Güncelleme Tarihi:
GAZİEMİR Belediyesi’nde çalışan işçi 33 yaşındaki Salih Aktaş, 2007’de şiddetli baş ağrısı çekmeye başladı. Evli ve bir çocuk babası Aktaş, ağrıları bir türlü dinmeyince İzmir Eğitim ve Araştırma Hastanesi’ne gitti. Muayenesinde, omurilik bölgesindeki damarlardan birinin tıkalı olduğu saptanan Aktaş, hemen ameliyata alındı.
Başarılı geçen müdahalenin ardından Aktaş, bir hafta sonra duş alırken dikişlerinin açıldığını farketti. Hastaneye giden Aktaş’ın ensesindeki iltihap temizlenirken, tekrar dikiş atıldı. Buna rağmen acıları dinmeyen Aktaş, özel bir sağlık merkezine gidip beyin tomografisi çektirmek istedi. Beyin tomografisine alınan Aktaş’ın ensesine yakın yerde metal uçlu cisimler olduğu belirlendi. Durumdan şüphelenen Aktaş’ın gittiği Alsancak Devlet Hastanesi’nde çektirdiği röntgen filmlerinde, ensesinde iki iğne ucu unutulduğu anlaşıldı. Doktorların cezalandırılması için yaptığı girişimler sonuçsuz kalan Aktaş, avukatı aracılığıyla adliyenin yolunu tuttu. Bölge İdare Mahkemesi, Aktaş’ın ameliyatını gerçekleştiren doktorlar F.D.Ö., K.U., T.G. ve Ü.K. hakkında açmak istediği ceza davasına yer olmadığına karar verdi.
Bilirkişi raporu şoku
Hukuki mücadelesini bırakamayan Aktaş, bu kez, dört doktor aleyhine 3 bin TL’si maddi, 100 bin TL’si manevi olmak üzere toplam 103 bin TL’lik tazminat davası açtı. Aktaş, acılarının her geçen gün arttığını, ruh halininin bozulduğunu, iş gücü ve maddi kayıp yaşayıp mağdur olduğunu dilekçesinde dile getirdi. Dava, Asliye Hukuk Mahkemesi’nde görülmeye başlanırken, geçtiğimiz günlerde, bilirkişinin hazırladığı rapor Aktaş’ı şoke etti. Mahkemeye ulaşan raporda, “Teşhis ve tedavi yöntemlerinde herhangi bir kusur, ihmal yoktur. Ameliyat esnasında iğne ucunun cilt altında nedbe dokusu içinde kırılması herhangi bir sorun yaratmaz. Cerrahi amaç için kullanılan iğneler, vücut ile tam uyumlu malzemelerden üretilmiş olduklarından herhangi bir reaksiyon yaşatmaları beklenemez. İğnelerin kalitesini tartışma konusu yapılmasının gereği ve anlamı yoktur. İğne ucunun kırılması hata değildir” denildi.

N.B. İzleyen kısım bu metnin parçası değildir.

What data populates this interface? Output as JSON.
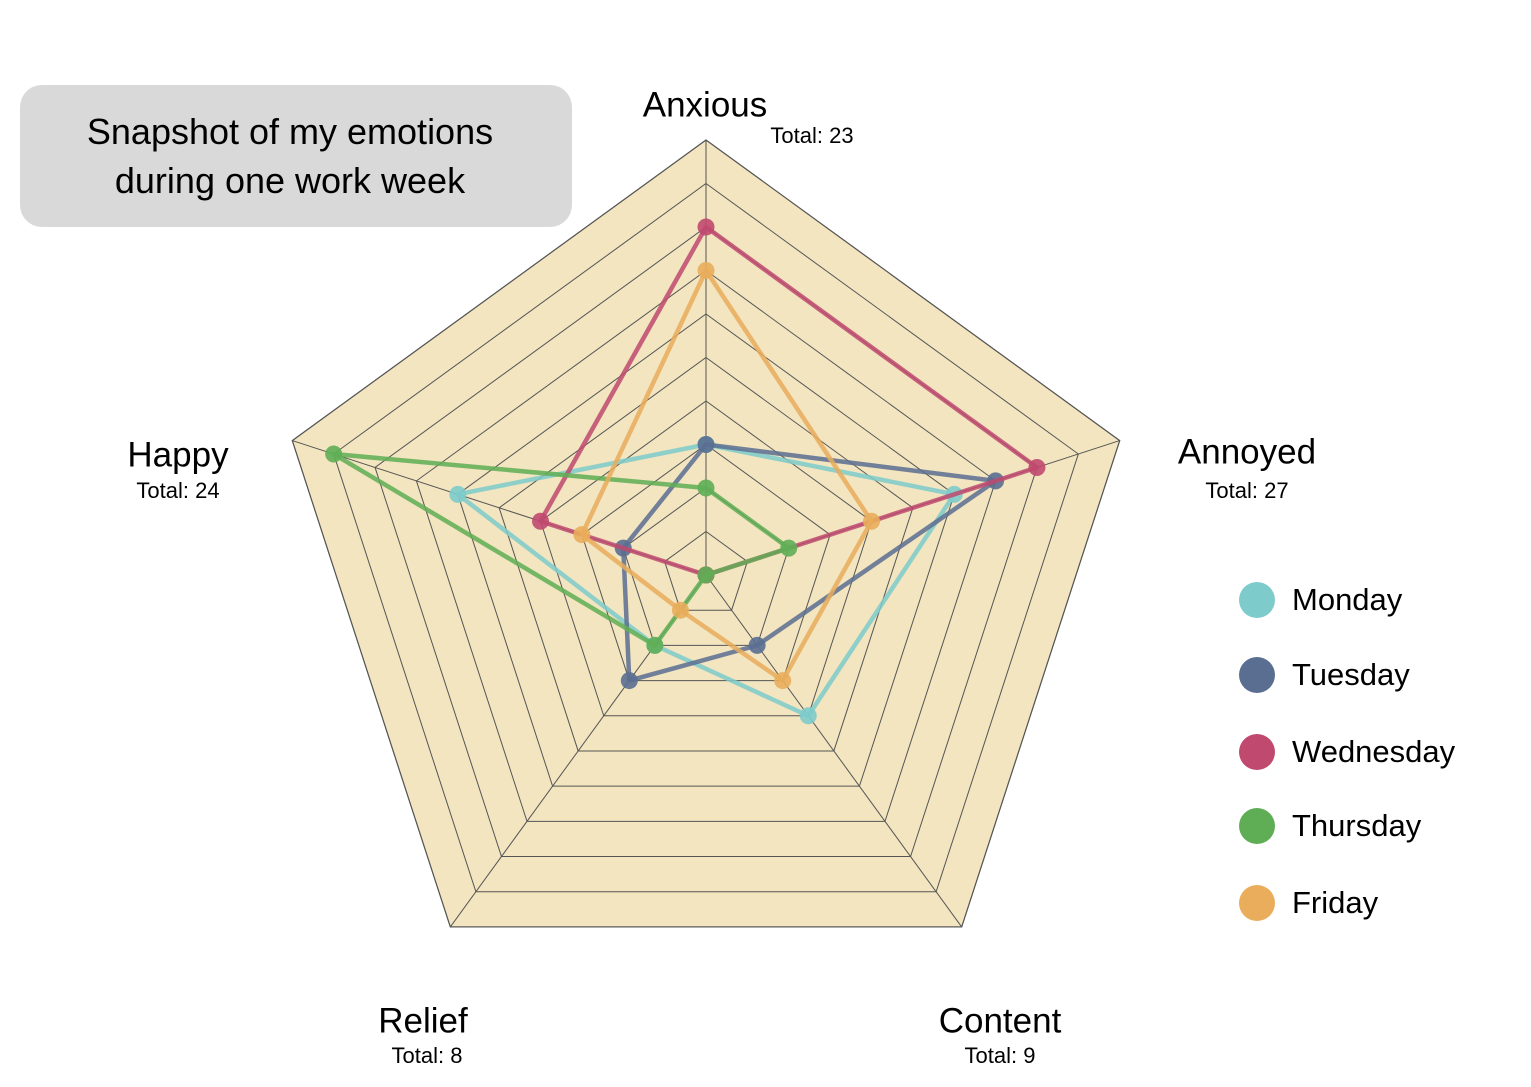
{
  "chart_data": {
    "type": "radar",
    "title": "Snapshot of my emotions during one work week",
    "categories": [
      "Anxious",
      "Annoyed",
      "Content",
      "Relief",
      "Happy"
    ],
    "category_totals": [
      "Total: 23",
      "Total: 27",
      "Total: 9",
      "Total: 8",
      "Total: 24"
    ],
    "rlim": [
      0,
      10
    ],
    "rticks": [
      1,
      2,
      3,
      4,
      5,
      6,
      7,
      8,
      9,
      10
    ],
    "grid": true,
    "legend": "right",
    "background": "#f2e5bf",
    "series": [
      {
        "name": "Monday",
        "color": "#7ecbcb",
        "values": [
          3,
          6,
          4,
          2,
          6
        ]
      },
      {
        "name": "Tuesday",
        "color": "#5a6e91",
        "values": [
          3,
          7,
          2,
          3,
          2
        ]
      },
      {
        "name": "Wednesday",
        "color": "#c0496f",
        "values": [
          8,
          8,
          0,
          0,
          4
        ]
      },
      {
        "name": "Thursday",
        "color": "#5fae55",
        "values": [
          2,
          2,
          0,
          2,
          9
        ]
      },
      {
        "name": "Friday",
        "color": "#e9ad5b",
        "values": [
          7,
          4,
          3,
          1,
          3
        ]
      }
    ]
  }
}
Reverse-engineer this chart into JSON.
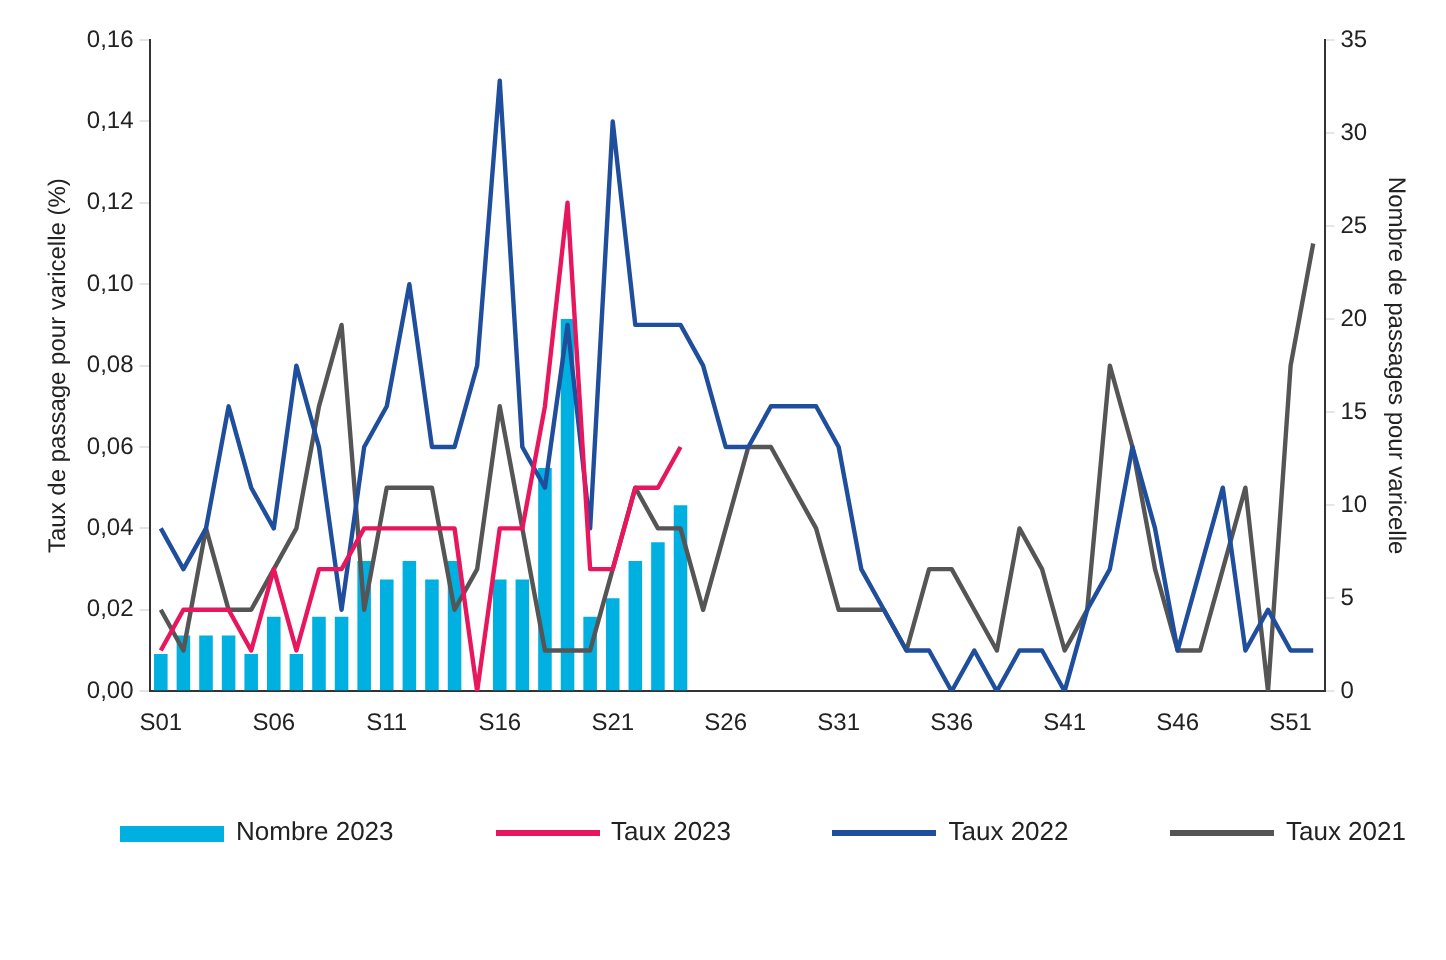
{
  "chart_data": {
    "type": "line",
    "ylabel": "Taux de passage pour varicelle (%)",
    "y2label": "Nombre de passages pour varicelle",
    "categories": [
      "S01",
      null,
      null,
      null,
      null,
      "S06",
      null,
      null,
      null,
      null,
      "S11",
      null,
      null,
      null,
      null,
      "S16",
      null,
      null,
      null,
      null,
      "S21",
      null,
      null,
      null,
      null,
      "S26",
      null,
      null,
      null,
      null,
      "S31",
      null,
      null,
      null,
      null,
      "S36",
      null,
      null,
      null,
      null,
      "S41",
      null,
      null,
      null,
      null,
      "S46",
      null,
      null,
      null,
      null,
      "S51",
      null
    ],
    "series": [
      {
        "name": "Nombre 2023",
        "type": "bar",
        "axis": "y2",
        "color": "#00b0e0",
        "values": [
          2,
          3,
          3,
          3,
          2,
          4,
          2,
          4,
          4,
          7,
          6,
          7,
          6,
          7,
          0,
          6,
          6,
          12,
          20,
          4,
          5,
          7,
          8,
          10,
          null,
          null,
          null,
          null,
          null,
          null,
          null,
          null,
          null,
          null,
          null,
          null,
          null,
          null,
          null,
          null,
          null,
          null,
          null,
          null,
          null,
          null,
          null,
          null,
          null,
          null,
          null,
          null
        ]
      },
      {
        "name": "Taux 2023",
        "color": "#e8175d",
        "values": [
          0.01,
          0.02,
          0.02,
          0.02,
          0.01,
          0.03,
          0.01,
          0.03,
          0.03,
          0.04,
          0.04,
          0.04,
          0.04,
          0.04,
          0.0,
          0.04,
          0.04,
          0.07,
          0.12,
          0.03,
          0.03,
          0.05,
          0.05,
          0.06,
          null,
          null,
          null,
          null,
          null,
          null,
          null,
          null,
          null,
          null,
          null,
          null,
          null,
          null,
          null,
          null,
          null,
          null,
          null,
          null,
          null,
          null,
          null,
          null,
          null,
          null,
          null,
          null
        ]
      },
      {
        "name": "Taux 2022",
        "color": "#1f4e9c",
        "values": [
          0.04,
          0.03,
          0.04,
          0.07,
          0.05,
          0.04,
          0.08,
          0.06,
          0.02,
          0.06,
          0.07,
          0.1,
          0.06,
          0.06,
          0.08,
          0.15,
          0.06,
          0.05,
          0.09,
          0.04,
          0.14,
          0.09,
          0.09,
          0.09,
          0.08,
          0.06,
          0.06,
          0.07,
          0.07,
          0.07,
          0.06,
          0.03,
          0.02,
          0.01,
          0.01,
          0.0,
          0.01,
          0.0,
          0.01,
          0.01,
          0.0,
          0.02,
          0.03,
          0.06,
          0.04,
          0.01,
          0.03,
          0.05,
          0.01,
          0.02,
          0.01,
          0.01
        ]
      },
      {
        "name": "Taux 2021",
        "color": "#555555",
        "values": [
          0.02,
          0.01,
          0.04,
          0.02,
          0.02,
          0.03,
          0.04,
          0.07,
          0.09,
          0.02,
          0.05,
          0.05,
          0.05,
          0.02,
          0.03,
          0.07,
          0.04,
          0.01,
          0.01,
          0.01,
          0.03,
          0.05,
          0.04,
          0.04,
          0.02,
          0.04,
          0.06,
          0.06,
          0.05,
          0.04,
          0.02,
          0.02,
          0.02,
          0.01,
          0.03,
          0.03,
          0.02,
          0.01,
          0.04,
          0.03,
          0.01,
          0.02,
          0.08,
          0.06,
          0.03,
          0.01,
          0.01,
          0.03,
          0.05,
          0.0,
          0.08,
          0.11
        ]
      }
    ],
    "ylim": [
      0,
      0.16
    ],
    "yticks": [
      {
        "value": 0,
        "label": "0,00"
      },
      {
        "value": 0.02,
        "label": "0,02"
      },
      {
        "value": 0.04,
        "label": "0,04"
      },
      {
        "value": 0.06,
        "label": "0,06"
      },
      {
        "value": 0.08,
        "label": "0,08"
      },
      {
        "value": 0.1,
        "label": "0,10"
      },
      {
        "value": 0.12,
        "label": "0,12"
      },
      {
        "value": 0.14,
        "label": "0,14"
      },
      {
        "value": 0.16,
        "label": "0,16"
      }
    ],
    "y2lim": [
      0,
      35
    ],
    "y2ticks": [
      0,
      5,
      10,
      15,
      20,
      25,
      30,
      35
    ],
    "grid": false,
    "legend": "bottom",
    "marker": "none",
    "line_style": "solid"
  }
}
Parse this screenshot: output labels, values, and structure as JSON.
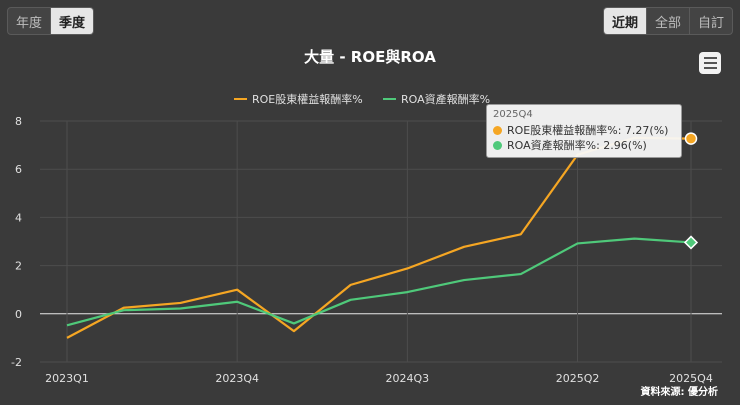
{
  "period_toggle": {
    "items": [
      "年度",
      "季度"
    ],
    "active": 1
  },
  "range_toggle": {
    "items": [
      "近期",
      "全部",
      "自訂"
    ],
    "active": 0
  },
  "colors": {
    "roe": "#f5a623",
    "roa": "#4fc97a",
    "background": "#3a3a3a",
    "grid": "#4d4d4d"
  },
  "source": "資料來源: 優分析",
  "tooltip": {
    "title": "2025Q4",
    "rows": [
      "ROE股東權益報酬率%: 7.27(%)",
      "ROA資產報酬率%: 2.96(%)"
    ]
  },
  "chart_data": {
    "type": "line",
    "title": "大量 - ROE與ROA",
    "categories": [
      "2023Q1",
      "2023Q2",
      "2023Q3",
      "2023Q4",
      "2024Q1",
      "2024Q2",
      "2024Q3",
      "2024Q4",
      "2025Q1",
      "2025Q2",
      "2025Q3",
      "2025Q4"
    ],
    "x_tick_labels": [
      "2023Q1",
      "2023Q4",
      "2024Q3",
      "2025Q2",
      "2025Q4"
    ],
    "series": [
      {
        "name": "ROE股東權益報酬率%",
        "color": "#f5a623",
        "values": [
          -1.0,
          0.25,
          0.45,
          1.0,
          -0.72,
          1.2,
          1.88,
          2.78,
          3.3,
          6.6,
          7.3,
          7.27
        ]
      },
      {
        "name": "ROA資產報酬率%",
        "color": "#4fc97a",
        "values": [
          -0.48,
          0.15,
          0.22,
          0.5,
          -0.4,
          0.58,
          0.9,
          1.4,
          1.65,
          2.92,
          3.12,
          2.96
        ]
      }
    ],
    "ylim": [
      -2,
      8
    ],
    "yticks": [
      -2,
      0,
      2,
      4,
      6,
      8
    ],
    "legend_position": "top-center",
    "grid": true
  }
}
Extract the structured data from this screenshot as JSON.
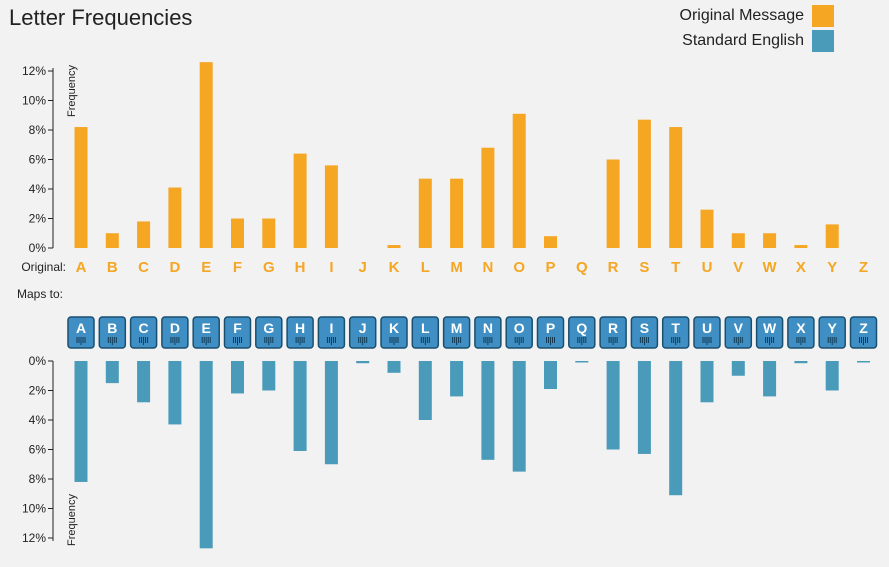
{
  "chart_data": {
    "type": "bar",
    "title": "Letter Frequencies",
    "legend": [
      {
        "name": "Original Message",
        "color": "#f5a623"
      },
      {
        "name": "Standard English",
        "color": "#4a9ab9"
      }
    ],
    "categories": [
      "A",
      "B",
      "C",
      "D",
      "E",
      "F",
      "G",
      "H",
      "I",
      "J",
      "K",
      "L",
      "M",
      "N",
      "O",
      "P",
      "Q",
      "R",
      "S",
      "T",
      "U",
      "V",
      "W",
      "X",
      "Y",
      "Z"
    ],
    "original_row_label": "Original:",
    "maps_to_label": "Maps to:",
    "ylabel": "Frequency",
    "ylim": [
      0,
      12
    ],
    "yticks": [
      "0%",
      "2%",
      "4%",
      "6%",
      "8%",
      "10%",
      "12%"
    ],
    "series": [
      {
        "name": "Original Message",
        "color": "#f5a623",
        "values": [
          8.2,
          1.0,
          1.8,
          4.1,
          12.6,
          2.0,
          2.0,
          6.4,
          5.6,
          0,
          0.2,
          4.7,
          4.7,
          6.8,
          9.1,
          0.8,
          0,
          6.0,
          8.7,
          8.2,
          2.6,
          1.0,
          1.0,
          0.2,
          1.6,
          0
        ]
      },
      {
        "name": "Standard English",
        "color": "#4a9ab9",
        "values": [
          8.2,
          1.5,
          2.8,
          4.3,
          12.7,
          2.2,
          2.0,
          6.1,
          7.0,
          0.15,
          0.8,
          4.0,
          2.4,
          6.7,
          7.5,
          1.9,
          0.1,
          6.0,
          6.3,
          9.1,
          2.8,
          1.0,
          2.4,
          0.15,
          2.0,
          0.1
        ]
      }
    ]
  }
}
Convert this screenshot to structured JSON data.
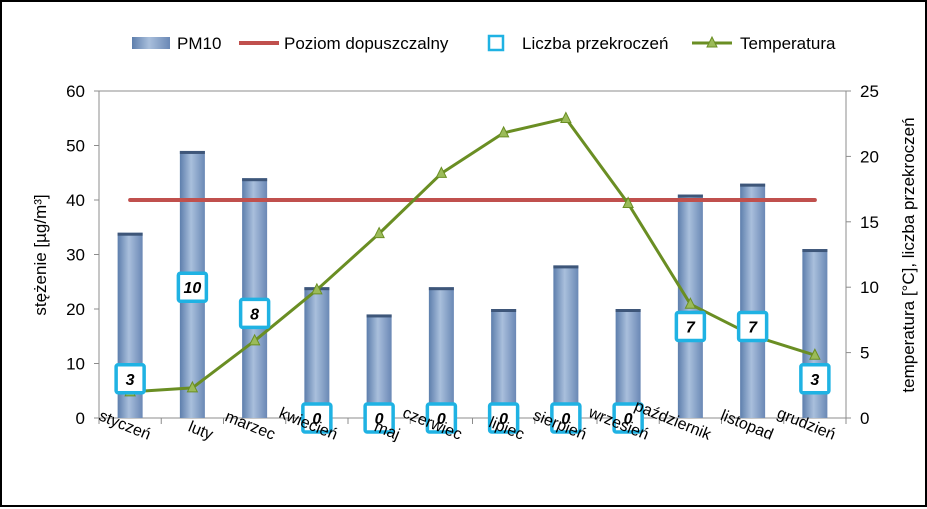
{
  "chart_data": {
    "type": "bar",
    "categories": [
      "styczeń",
      "luty",
      "marzec",
      "kwiecień",
      "maj",
      "czerwiec",
      "lipiec",
      "sierpień",
      "wrzesień",
      "październik",
      "listopad",
      "grudzień"
    ],
    "series": [
      {
        "name": "PM10",
        "kind": "bar",
        "axis": "left",
        "color": "#7f9ac2",
        "values": [
          34,
          49,
          44,
          24,
          19,
          24,
          20,
          28,
          20,
          41,
          43,
          31
        ]
      },
      {
        "name": "Poziom dopuszczalny",
        "kind": "line",
        "axis": "left",
        "color": "#c0504d",
        "values": [
          40,
          40,
          40,
          40,
          40,
          40,
          40,
          40,
          40,
          40,
          40,
          40
        ]
      },
      {
        "name": "Liczba przekroczeń",
        "kind": "marker",
        "axis": "right",
        "color": "#1fb2e3",
        "values": [
          3,
          10,
          8,
          0,
          0,
          0,
          0,
          0,
          0,
          7,
          7,
          3
        ],
        "labels": [
          "3",
          "10",
          "8",
          "0",
          "0",
          "0",
          "0",
          "0",
          "0",
          "7",
          "7",
          "3"
        ]
      },
      {
        "name": "Temperatura",
        "kind": "line",
        "axis": "right",
        "color": "#6a8e23",
        "values": [
          2.0,
          2.3,
          5.9,
          9.8,
          14.1,
          18.7,
          21.8,
          22.9,
          16.4,
          8.7,
          6.3,
          4.8
        ]
      }
    ],
    "ylabel": "stężenie [µg/m³]",
    "y2label": "temperatura [°C],  liczba przekroczeń",
    "ylim": [
      0,
      60
    ],
    "y2lim": [
      0,
      25
    ],
    "yticks": [
      "0",
      "10",
      "20",
      "30",
      "40",
      "50",
      "60"
    ],
    "y2ticks": [
      "0",
      "5",
      "10",
      "15",
      "20",
      "25"
    ],
    "grid": false,
    "legend": "top"
  }
}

Raporda, ruh halinin bozulmasına yönelik herhangi bir saptamada bulunulmazken, davanın, zenginleşme amacıyla açıldığı belirtildi. Davanın yeni duruşmasının ekim ayında görülmesine karar verildi.
Sadece adalet istiyorum
Yaşadıklarıyla şaşkına dönen Aktaş, “Ensemde iki iğne ucu unutuluyor. Neredeyse ben suçlu çıkarılacağım. Benim ruh halim bozuldu. Maddi olarak çöktüm. Borçlarım dağ gibi oldu. Bir türlü eski sağlığıma kavuşamadım. Ancak iyi ki işim var. Belediye desteğini benden esirgese iyice perişan olacağım. Bilirkişi raporu tamamen taraflı. Benim gibi gariban insanlardan ne isteniyor. Ben sadece adaletin tecelli etmesini istiyorum” diyerek tepkisini dile getirdi.